SOUTH PORTLAND — Mayor Linda Cohen welcomed a new state office building Monday, and Gov. Paul LePage praised the anticipated savings of $23 million over the next 30 years that the 151 Jetport Blvd. building represents.
The new 75,000-square-foot structure, which cost approximately $10 million, will consolidate the regional offices of the Department of Labor, the Department of Health and Human Services, and the Department of Education, now housed in several buildings in downtown Portland.
The appeal of consolidating agencies under one roof is to make the services more accessible for those who utilize them, LePage said. It will also cost less to lease in the long term than the space the agencies now occupy in Portland.
Yet the project has been criticized for reducing accessibility for Portland clients of the state agencies. ELC Construction, the low bidder for the project more than a year ago, was one of four bidding companies, two of which were in Portland and the other in South Portland.
The state signed a 30-year lease with ELC owner Eric Cianchette, a financial supporter of LePage’s gubernatorial campaign, and construction by Landry-French Construction of Scarborough began in July.
When asked to respond Monday to criticism about the decision to move to South Portland, LePage said, “Get over it. This (building) is going to save the taxpayers $23 million … taking the bus won’t hurt anybody.”
To accommodate clients traveling to the new facility from Portland, METRO bus line No. 5 will be altered starting Jan. 11. It will reduce the time it takes to get to and from the new building from downtown Portland by cutting out a stop at the Portland Transportation Center.
Julie Rabinowitz, spokeswoman for the Department of Labor, touted the building’s “ultra-thermal envelope,” which should reduce energy use and costs; the building’s operating costs will be about $1 per square foot, compared with $5 per square foot at the existing Portland Career Center, Rabinowitz said.
“We’re very proud of what we’ve been able to do,” said Ken Cianchette, son of building owner Eric Cianchette. He and LePage lauded the fact that the project was completed using only Maine workers.
“If people want to know what epitomizes Paul LePage, this building epitomizes every single thing I think about government,” LePage said. “We are going to bring efficiency to Maine.”
Approximately a quarter of the building will be devoted to Department of Labor services, and the remaining three-fourths will be utilized by the Department of Health and Human Resources, Cianchette said.
DHHS Commissioner Mary Mayhew said the consolidation will allow the departments to “more holistically” meet the needs of clients.
Labor Commissioner Jean Paquette applauded the philosophy-turned-reality as a result of the consolidation: partnering between departments “helps create that pipeline of skilled workers by bringing people back to the workforce … we will be a soft hand-off place.”
Cohen alluded to the advantage of having such a facility in South Portland.

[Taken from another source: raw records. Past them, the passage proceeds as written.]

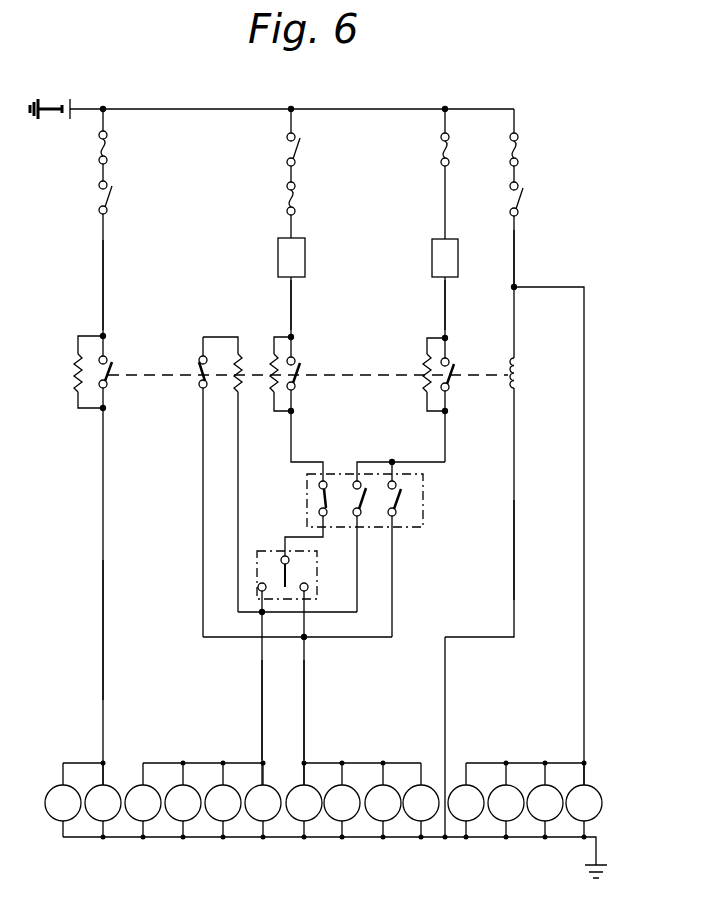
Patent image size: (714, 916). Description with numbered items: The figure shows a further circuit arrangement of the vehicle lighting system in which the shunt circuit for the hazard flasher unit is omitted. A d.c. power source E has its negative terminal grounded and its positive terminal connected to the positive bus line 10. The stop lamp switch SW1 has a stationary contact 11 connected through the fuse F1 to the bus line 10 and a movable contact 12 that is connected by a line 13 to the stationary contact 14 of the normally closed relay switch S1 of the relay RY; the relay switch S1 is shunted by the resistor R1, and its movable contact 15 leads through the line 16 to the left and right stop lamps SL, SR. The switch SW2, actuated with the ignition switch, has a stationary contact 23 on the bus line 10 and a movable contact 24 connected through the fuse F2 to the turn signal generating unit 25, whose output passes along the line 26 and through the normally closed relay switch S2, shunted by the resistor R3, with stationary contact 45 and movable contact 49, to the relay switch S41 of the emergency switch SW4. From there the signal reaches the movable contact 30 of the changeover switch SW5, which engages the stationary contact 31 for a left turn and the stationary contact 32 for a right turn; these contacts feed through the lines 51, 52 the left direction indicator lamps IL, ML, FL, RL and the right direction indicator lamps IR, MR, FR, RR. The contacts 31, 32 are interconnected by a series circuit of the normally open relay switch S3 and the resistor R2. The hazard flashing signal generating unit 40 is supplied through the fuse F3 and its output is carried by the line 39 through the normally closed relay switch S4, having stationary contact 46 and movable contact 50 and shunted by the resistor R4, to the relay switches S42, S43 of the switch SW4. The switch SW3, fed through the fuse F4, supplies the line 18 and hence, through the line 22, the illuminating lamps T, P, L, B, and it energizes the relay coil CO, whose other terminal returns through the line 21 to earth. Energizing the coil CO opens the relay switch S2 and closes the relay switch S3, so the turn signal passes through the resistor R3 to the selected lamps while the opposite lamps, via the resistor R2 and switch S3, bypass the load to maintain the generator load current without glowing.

The d.c. power source E is at (70, 99).
The positive bus line 10 is at (362, 109).
The fuse F1 is at (107, 150).
The stationary contact 11 is at (99, 185).
The movable contact 12 is at (99, 210).
The stop lamp switch SW1 is at (110, 197).
The line 13 is at (103, 290).
The stationary contact 14 is at (106, 358).
The resistor R1 is at (75, 374).
The normally closed relay switch S1 is at (113, 372).
The movable contact 15 is at (106, 391).
The line 16 is at (103, 636).
The stationary contact 23 is at (287, 137).
The movable contact 24 is at (287, 162).
The switch SW2 is at (298, 152).
The fuse F2 is at (296, 200).
The turn signal generating unit 25 is at (305, 273).
The line 26 is at (292, 306).
The normally open relay switch S3 is at (199, 374).
The resistor R2 is at (236, 396).
The resistor R3 is at (271, 396).
The stationary contact 45 is at (294, 359).
The normally closed relay switch S2 is at (301, 372).
The movable contact 49 is at (294, 391).
The relay RY is at (381, 347).
The relay switch S42 is at (364, 480).
The normally closed relay switch S41 is at (311, 498).
The relay switch S43 is at (408, 494).
The switch SW4 is at (423, 516).
The movable contact 30 is at (283, 555).
The stationary contact 31 is at (258, 588).
The stationary contact 32 is at (307, 591).
The changeover switch SW5 is at (318, 560).
The line 51 is at (262, 714).
The line 52 is at (304, 720).
The fuse F3 is at (449, 152).
The fuse F4 is at (518, 152).
The switch SW3 is at (521, 203).
The line 18 is at (515, 266).
The hazard flashing signal generating unit 40 is at (458, 274).
The line 39 is at (446, 307).
The stationary contact 46 is at (448, 359).
The resistor R4 is at (425, 386).
The normally closed relay switch S4 is at (455, 373).
The movable contact 50 is at (448, 392).
The relay coil CO is at (516, 386).
The line 21 is at (514, 550).
The line 22 is at (584, 610).
The left stop lamp SL is at (63, 803).
The right stop lamp SR is at (103, 803).
The left turn indicator lamp IL is at (143, 803).
The left turn indicator lamp ML is at (183, 803).
The left turn indicator lamp FL is at (223, 803).
The left rear turn indicator lamp RL is at (263, 803).
The right rear turn indicator lamp RR is at (304, 803).
The right turn indicator lamp FR is at (342, 803).
The right turn indicator lamp MR is at (383, 803).
The right turn indicator lamp IR is at (421, 803).
The tail lamp T is at (466, 803).
The side lamp P is at (506, 803).
The licence lamp L is at (545, 803).
The illuminating lamp B is at (584, 803).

“Yesterday, we cut a ribbon for a state-of-the-art high school,” the mayor said. “Here, we are cutting a ribbon for a state-of-the-art office building.”
The building, whose interior is still mostly vacant, is scheduled to open to the public Jan. 26.
Gov. Paul LePage, right, speaks at a ribbon-cutting ceremony for a new state office building Monday afternoon in South Portland. He is joined by South Portland Mayor Linda Cohen, left, Department of Labor Commissioner Jeanne Paquette, Department of Health and Human Services Commissioner Mary Mayhew, builder Kevin French of Landry-French Construction, and developer Ken Cianchette.
The new regional Maine Department of Labor and Department of Health and Human Services building will be open to the public Jan. 26 at 151 Jetport Blvd. in South Portland.